Life, Death and Violence: A Study of February 22

There was a murder last night at the Boddy Mansion and we’ve been hired to find out whodunit. Happy Tuesday, little birds! Let’s talk about things that are gruesome, gross and sticky. Now you, get your mind out of the gutter, we’re not talking about that bodily fluid, we’re talking about the other gooey one: Blood.

Today on Life, Death and Violence: Victims and Survivors. Sit down and relax. This is going to hurt us a lot more than it’s going to hurt you. Are you nervous? You shouldn’t be as long as you have nothing to hide.

LIFE! (LeZig in the Open Thread, with Mark Ruffalo’s Espresso Eyes?)

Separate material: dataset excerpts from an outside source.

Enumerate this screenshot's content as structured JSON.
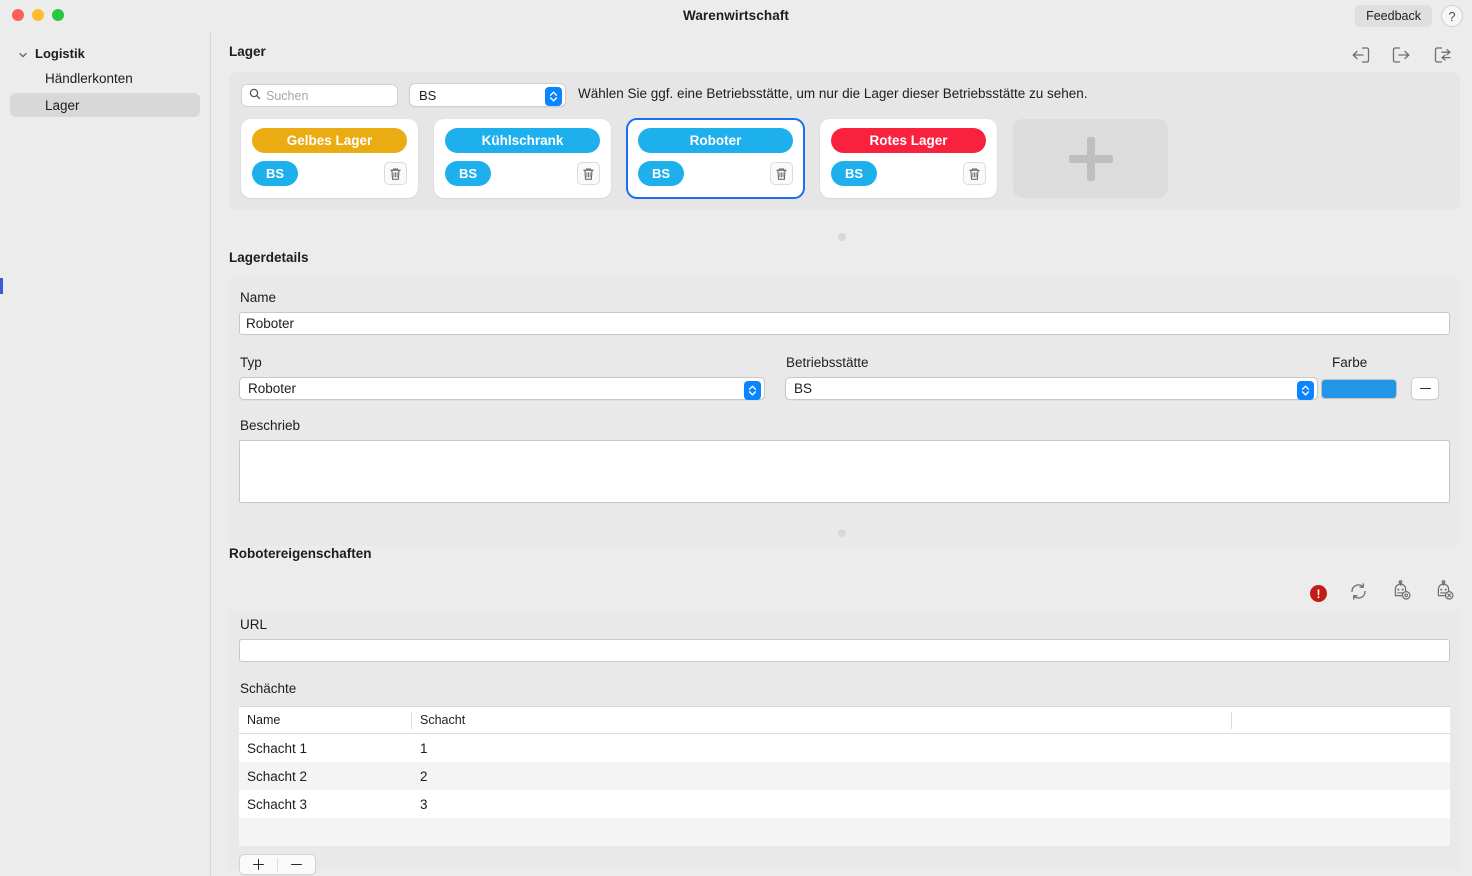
{
  "window": {
    "title": "Warenwirtschaft",
    "feedback_label": "Feedback",
    "help_label": "?"
  },
  "sidebar": {
    "group_label": "Logistik",
    "items": [
      {
        "label": "Händlerkonten",
        "selected": false
      },
      {
        "label": "Lager",
        "selected": true
      }
    ]
  },
  "toolbar": {
    "icons": [
      "import-icon",
      "export-icon",
      "sync-icon"
    ]
  },
  "lager_section": {
    "title": "Lager",
    "search": {
      "placeholder": "Suchen",
      "value": ""
    },
    "betriebsstaette_filter": {
      "value": "BS"
    },
    "hint": "Wählen Sie ggf. eine Betriebsstätte, um nur die Lager dieser Betriebsstätte zu sehen.",
    "cards": [
      {
        "name": "Gelbes Lager",
        "color": "#eaac12",
        "bs": "BS",
        "selected": false
      },
      {
        "name": "Kühlschrank",
        "color": "#1eb0ec",
        "bs": "BS",
        "selected": false
      },
      {
        "name": "Roboter",
        "color": "#1eb0ec",
        "bs": "BS",
        "selected": true
      },
      {
        "name": "Rotes Lager",
        "color": "#f8223f",
        "bs": "BS",
        "selected": false
      }
    ],
    "add_card_label": "+"
  },
  "details_section": {
    "title": "Lagerdetails",
    "name_label": "Name",
    "name_value": "Roboter",
    "typ_label": "Typ",
    "typ_value": "Roboter",
    "betriebsstaette_label": "Betriebsstätte",
    "betriebsstaette_value": "BS",
    "farbe_label": "Farbe",
    "farbe_value": "#2196e8",
    "beschrieb_label": "Beschrieb",
    "beschrieb_value": ""
  },
  "robot_section": {
    "title": "Robotereigenschaften",
    "icons": [
      "error-icon",
      "refresh-icon",
      "robot-settings-icon",
      "robot-remove-icon"
    ],
    "error_glyph": "!",
    "url_label": "URL",
    "url_value": "",
    "schaechte_label": "Schächte",
    "table": {
      "columns": [
        "Name",
        "Schacht",
        ""
      ],
      "rows": [
        {
          "name": "Schacht 1",
          "schacht": "1"
        },
        {
          "name": "Schacht 2",
          "schacht": "2"
        },
        {
          "name": "Schacht 3",
          "schacht": "3"
        }
      ]
    },
    "add_label": "+",
    "remove_label": "−"
  }
}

  • 1440: Ladislaus the Posthumous: This man was murdered, by his enemies, with the poison, in Bohemia. Ladislaus was 17 when he died and became King of Hungary and Croatia shortly after he was born. He was crowned King of Bushwick Bohemia when he was thirteen and looks to us like a pretty weak-kneed individual, so it’s no surprise to us that he was offed, especially when one takes into account the incredible amount of regicide that occurred during that period in history. Oh, wait, upon further reading of our good friend Wikipedia, it seems that he died from leukemia, which wasn’t a known illness at the time. NERDS! We wanted him to be poisoned so bad so that it would fit into today’s theme. Instead, the murderer turned out to be God, in the bedroom, with the terminal illness. We were never all that great at Clue, but we always did have a bit of a crush on Professor Plum.
  • Anyways,  at the risk of editorializing, we think his political policies in regards to the Turks were kind of dickish, but his wife? Total babe. What they say is true: Women and attractive history columnists love bad boys who treat them like crap.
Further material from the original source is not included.